Nervenzellen bei der Arbeit beobachten, ohne sie zu verletzen oder auch nur zu stören – diesen Traum vieler Neurologen soll nun ein neuartiger Chip erfüllen. Er wurde in der Forschungsabteilung der Münchner Firma Infineon in Zusammenarbeit mit dem Max-Planck-Institut für Biochemie in Martinsried entwickelt. Auf nicht mehr als einem Quadratmillimeter birgt er 128 Reihen mit je 128 Sensoren. Diese 16384 Messpunkte verstärken über hochempfindliche Schaltungen die extrem schwachen elektrischen Signale von Nervenzellen und bereiten sie auf. Die Neuronen werden direkt auf dem Sensorfeld in einer Nährlösung am Leben gehalten und können dort zu einem funktionierenden neuronalen Netz zusammenwachsen.

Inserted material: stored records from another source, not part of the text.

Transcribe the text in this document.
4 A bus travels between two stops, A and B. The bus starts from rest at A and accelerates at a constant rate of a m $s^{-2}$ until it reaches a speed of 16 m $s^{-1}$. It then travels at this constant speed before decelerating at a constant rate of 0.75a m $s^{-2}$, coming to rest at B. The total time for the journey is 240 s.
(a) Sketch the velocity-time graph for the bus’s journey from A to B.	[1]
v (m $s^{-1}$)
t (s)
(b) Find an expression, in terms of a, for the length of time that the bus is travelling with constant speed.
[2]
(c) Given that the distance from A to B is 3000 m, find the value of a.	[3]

Da die Sensoren so extrem dicht gepackt sind, wird jede Zelle von mindestens einem von ihnen kontaktiert. Dadurch gelingt es, die Funktionsweise von Nervengeweben über Wochen hinweg haargenau zu beobachten. Außerdem lässt sich detailliert verfolgen, wie die Zellverbände auf elektrische Stimulation oder bestimmte Substanzen reagieren. (Infineon Technologies AG, 11.2.2003)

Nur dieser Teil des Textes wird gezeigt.